Well-Acted House Plays Things Safe
Matt Westin (Ryan Reynolds) is bored. A low-level CIA agent tasked with supervising a Safe House in Cape Town, South Africa, he’s spent the last 12 months twiddling his thumbs hoping for something interesting to do. This isn’t a job, nor is it an adventure, it is instead a tedious mind-numbing chore he’d like to be finished with, continually badgering his Washington, DC superior David Barlow (Brendan Gleeson) for a new assignment.
Matt should learn to be careful what he wishes for because when noted CIA traitor Tobin Frost (Denzel Washington) walks through his door he brings more forms of lethal trouble with him than anything the inexperienced agent ever could have thought possible. The Safe House under siege, the team assigned to transport and protect Frost dead, it is now up to Westin to make sure his charge remains alive no matter what obstacles are thrown his way.
Safe House is almost a good movie. While David Guggenheim’s intricate plot is hardly unfamiliar, while the twists occurring during its climax are exactly unforeseen, the narrative is still pleasingly intelligent making what happens more intriguing than it would have been otherwise. It’s a fun, free-wheeling international adventure filled with some solid moments and even better performances, the film’s 115-minute running time flying by in the proverbial instant.

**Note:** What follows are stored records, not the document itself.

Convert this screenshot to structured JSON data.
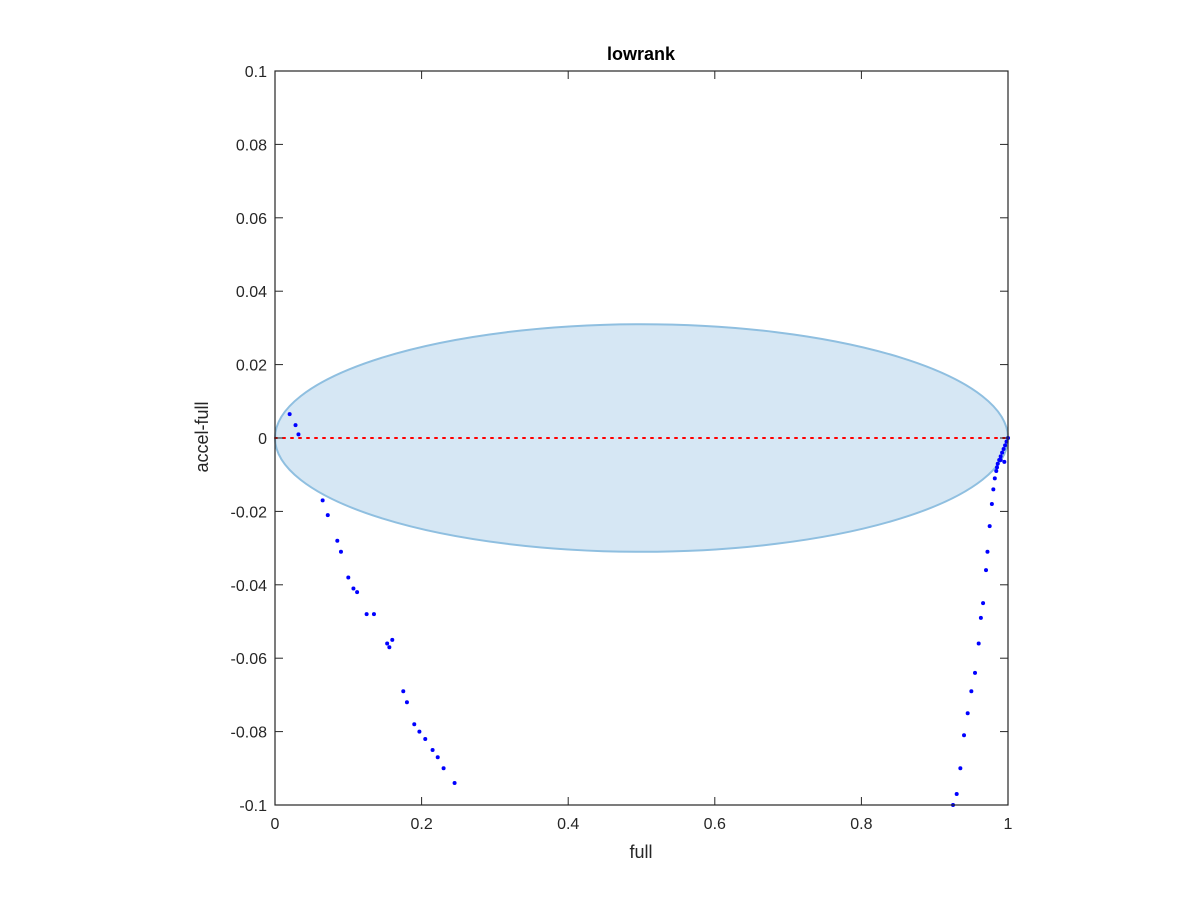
{
  "chart_data": {
    "type": "scatter",
    "title": "lowrank",
    "xlabel": "full",
    "ylabel": "accel-full",
    "xlim": [
      0,
      1
    ],
    "ylim": [
      -0.1,
      0.1
    ],
    "xticks": [
      0,
      0.2,
      0.4,
      0.6,
      0.8,
      1
    ],
    "xtick_labels": [
      "0",
      "0.2",
      "0.4",
      "0.6",
      "0.8",
      "1"
    ],
    "yticks": [
      -0.1,
      -0.08,
      -0.06,
      -0.04,
      -0.02,
      0,
      0.02,
      0.04,
      0.06,
      0.08,
      0.1
    ],
    "ytick_labels": [
      "-0.1",
      "-0.08",
      "-0.06",
      "-0.04",
      "-0.02",
      "0",
      "0.02",
      "0.04",
      "0.06",
      "0.08",
      "0.1"
    ],
    "grid": false,
    "box": true,
    "colors": {
      "points": "#0000ff",
      "zero_line": "#ff0000",
      "ellipse_fill": "#d6e7f4",
      "ellipse_edge": "#8fbfe0",
      "axes": "#262626"
    },
    "ellipse": {
      "cx": 0.5,
      "cy": 0,
      "rx": 0.5,
      "ry": 0.031
    },
    "reference_line": {
      "y": 0,
      "x": [
        0,
        1
      ],
      "style": "dotted"
    },
    "series": [
      {
        "marker": "dot",
        "x": [
          0.02,
          0.028,
          0.032,
          0.065,
          0.072,
          0.085,
          0.09,
          0.1,
          0.107,
          0.112,
          0.125,
          0.135,
          0.153,
          0.156,
          0.16,
          0.175,
          0.18,
          0.19,
          0.197,
          0.205,
          0.215,
          0.222,
          0.23,
          0.245
        ],
        "y": [
          0.0065,
          0.0035,
          0.001,
          -0.017,
          -0.021,
          -0.028,
          -0.031,
          -0.038,
          -0.041,
          -0.042,
          -0.048,
          -0.048,
          -0.056,
          -0.057,
          -0.055,
          -0.069,
          -0.072,
          -0.078,
          -0.08,
          -0.082,
          -0.085,
          -0.087,
          -0.09,
          -0.094
        ]
      },
      {
        "marker": "dot",
        "x": [
          0.925,
          0.93,
          0.935,
          0.94,
          0.945,
          0.95,
          0.955,
          0.96,
          0.963,
          0.966,
          0.97,
          0.972,
          0.975,
          0.978,
          0.98,
          0.982,
          0.984,
          0.986,
          0.988,
          0.99,
          0.992,
          0.994,
          0.996,
          0.998,
          1.0,
          0.985,
          0.99,
          0.995
        ],
        "y": [
          -0.1,
          -0.097,
          -0.09,
          -0.081,
          -0.075,
          -0.069,
          -0.064,
          -0.056,
          -0.049,
          -0.045,
          -0.036,
          -0.031,
          -0.024,
          -0.018,
          -0.014,
          -0.011,
          -0.009,
          -0.007,
          -0.006,
          -0.005,
          -0.004,
          -0.003,
          -0.002,
          -0.001,
          0.0,
          -0.008,
          -0.006,
          -0.0065
        ]
      }
    ]
  }
}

So what’s the problem? Other than the aforementioned issues regarding the plot’s unoriginality, Swedish director Daniel Espinosa (Easy Money) directs things as if he’s on Paul Greengrass/Jason Bourne autopilot. The film is shot, scored and edited to look like The Bourne Ultimatum only without that film’s focused sense of purpose. At numerous points the picture becomes a cacophony of chaotic imagery that borders on nonsensical, and because of this I had trouble keeping track of what was happening far more of an annoying chore than it should have been.
There are some exceptions. There’s a great bit at a soccer stadium where Frost manufactures one of his magical escapes and Westin has to use every bit of his training to try and track him down before he disappears for good. It’s a mesmerizing sequence where everything works with a visual fluidity that’s breathlessly compelling, leading to a moment of choice for the increasingly frazzled neophyte CIA agent that’s as gut-wrenching as it is unavoidable.
I also liked the climactic bit at a secluded location in the middle of the South African desert. While what takes place isn’t exactly a surprise, the way Washington dominates this sequence is still stunning. He swaggers his way with a cocksure ferocity that made me smile, and while a character like Frost is hardly a stretch for the two-time Oscar winner that doesn’t make his performance any less superb.
The real surprise, however, is Reynolds. I’ve always liked the Green Lantern and The Proposal star, always felt there was something about him that kept me intrigued even if I felt he was rarely, if ever, stretching himself (Buried being a notable exception). Here, forced to portray a character as far removed as any he has ever inhabited before, stripped of his cocky sarcasm and virile machismo, he becomes an unsteady and untested intelligence operative forced to learn under the most extreme pressure. Reynolds gives himself over to Westin completely, digging deep in a manner he never has before, giving the film’s best performance in the process.
Sadly Safe House never does live up to either the performances of its stars or its most interesting and intense action sequences. Vera Farmiga is wasted in a throwaway role as a fellow CIA agent working in tandem with Barlow, her presence unfortunately doing nothing substantive or worthwhile. Rubén Blades, Sam Shepard, Robert Patrick and Liam Cunningham also pop in small, if moderately important, roles, yet none of them are given enough time to make a significant impact in regards to all of the cloak and dagger monkeyshines. While not a total loss, Espinosa’s Hollywood debut is still a disappointment, and while it will play just fine when it makes its inevitable appearance on Cable television, that’s not good enough to warrant the purchase of a matinée ticket to see this one in a theatre.